Fast forward to today. Doyon is preparing for her first summer in her role as Arts in the Park coordinator. “I am very aware of the legacy that has been placed on my shoulders,” she says. “Steve Slade ran Arts in the Park for 18 years. I’m sure when we open this year, on May 25, there will still be people really surprised to see me standing there and not him, despite the fact that I officially took on the role in November.

“I’m grateful I had that assistant role back in 2010, not just because it gave me a really sound footing on the day-to-day logistics of the festival, but because it gave me an understanding of what drove Steve to start the festival originally and why it was so important to him — it will allow me to find a better balance between honouring the history and moving the festival forward and making it my own.”

Arts in the Park will run from May 25 to August 7 in LePage Park on Wood Street, with free daily lunchtime shows and Wednesday evening public performances at 7 p.m. “I’m aiming for more ‘arts in the park’ and a little less ‘folk in the park,” Doyon explains.

She elaborates: “The festival will still be mostly composed of musical acts, but we will be featuring dance, theatre, and spoken word as well — and there will be a different visual artist each week creating art live in their medium to complement the action on the stage. “Because Arts in the Park tailors to such a cross-section of the community — you get a tourist sitting next to a lawyer next to someone who is homeless — it was really important to me to include a wide diversity of programming,” says Doyon.

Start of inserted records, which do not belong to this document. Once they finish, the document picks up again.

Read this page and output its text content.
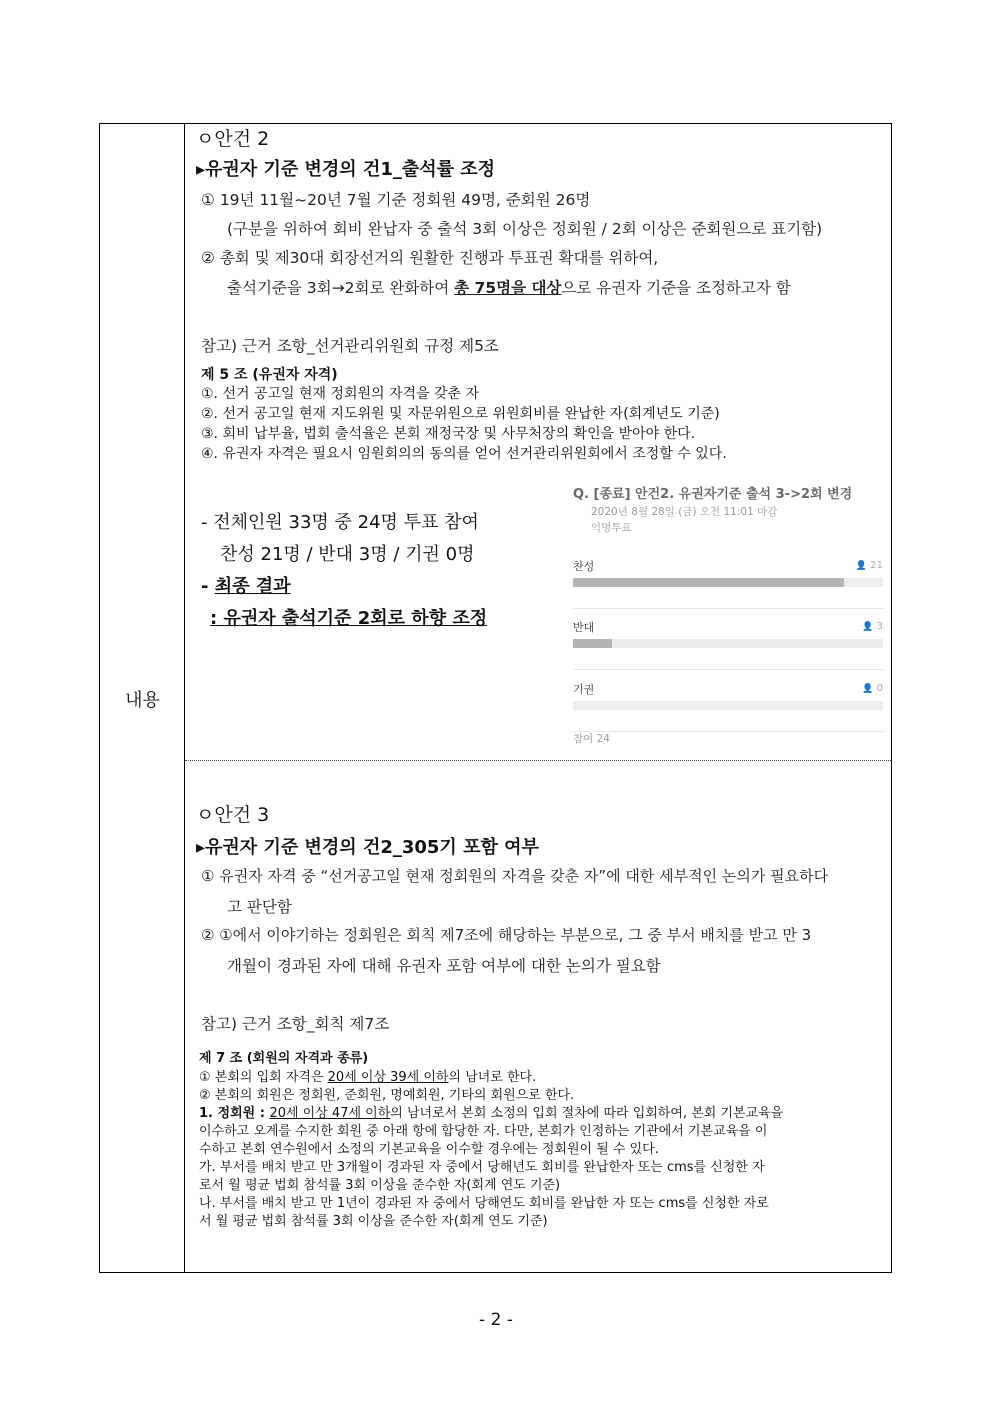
내용
ㅇ안건 2
▸유권자 기준 변경의 건1_출석률 조정
① 19년 11월~20년 7월 기준 정회원 49명, 준회원 26명
(구분을 위하여 회비 완납자 중 출석 3회 이상은 정회원 / 2회 이상은 준회원으로 표기함)
② 총회 및 제30대 회장선거의 원활한 진행과 투표권 확대를 위하여,
출석기준을 3회→2회로 완화하여 총 75명을 대상으로 유권자 기준을 조정하고자 함
참고) 근거 조항_선거관리위원회 규정 제5조
제 5 조 (유권자 자격)
①. 선거 공고일 현재 정회원의 자격을 갖춘 자
②. 선거 공고일 현재 지도위원 및 자문위원으로 위원회비를 완납한 자(회계년도 기준)
③. 회비 납부율, 법회 출석율은 본회 재정국장 및 사무처장의 확인을 받아야 한다.
④. 유권자 자격은 필요시 임원회의의 동의를 얻어 선거관리위원회에서 조정할 수 있다.
- 전체인원 33명 중 24명 투표 참여
찬성 21명 / 반대 3명 / 기권 0명
- 최종 결과
: 유권자 출석기준 2회로 하향 조정
Q. [종료] 안건2. 유권자기준 출석 3->2회 변경
2020년 8월 28일 (금) 오전 11:01 마감
익명투표
찬성	👤 21
반대	👤 3
기권	👤 0
참여 24
ㅇ안건 3
▸유권자 기준 변경의 건2_305기 포함 여부
① 유권자 자격 중 “선거공고일 현재 정회원의 자격을 갖춘 자”에 대한 세부적인 논의가 필요하다
고 판단함
② ①에서 이야기하는 정회원은 회칙 제7조에 해당하는 부분으로, 그 중 부서 배치를 받고 만 3
개월이 경과된 자에 대해 유권자 포함 여부에 대한 논의가 필요함
참고) 근거 조항_회칙 제7조
제 7 조 (회원의 자격과 종류)
① 본회의 입회 자격은 20세 이상 39세 이하의 남녀로 한다.
② 본회의 회원은 정회원, 준회원, 명예회원, 기타의 회원으로 한다.
1. 정회원 : 20세 이상 47세 이하의 남녀로서 본회 소정의 입회 절차에 따라 입회하여, 본회 기본교육을
이수하고 오계를 수지한 회원 중 아래 항에 합당한 자. 다만, 본회가 인정하는 기관에서 기본교육을 이
수하고 본회 연수원에서 소정의 기본교육을 이수할 경우에는 정회원이 될 수 있다.
가. 부서를 배치 받고 만 3개월이 경과된 자 중에서 당해년도 회비를 완납한자 또는 cms를 신청한 자
로서 월 평균 법회 참석률 3회 이상을 준수한 자(회계 연도 기준)
나. 부서를 배치 받고 만 1년이 경과된 자 중에서 당해연도 회비를 완납한 자 또는 cms를 신청한 자로
서 월 평균 법회 참석률 3회 이상을 준수한 자(회계 연도 기준)
- 2 -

“It’s not my personal taste dictating my line-up; instead, we need to showcase something for everyone. This means programming different genres, emerging and established artists and pieces for different age groups including kids, teenagers, and the old timers.

“In a way I get to be like Santa Claus every day,” she laughs. “I get to provide the community with this gift where they can hang out in the park and enjoy art for free. “And I get to do it while spending the summer outside with a great group of people.”

Doyon is looking at this summer as the first step in her new role. “I’m really excited to spend the next few summers doing this work,” she explains.

“The process of figuring out what I can bring to the program is really inspiring for me.”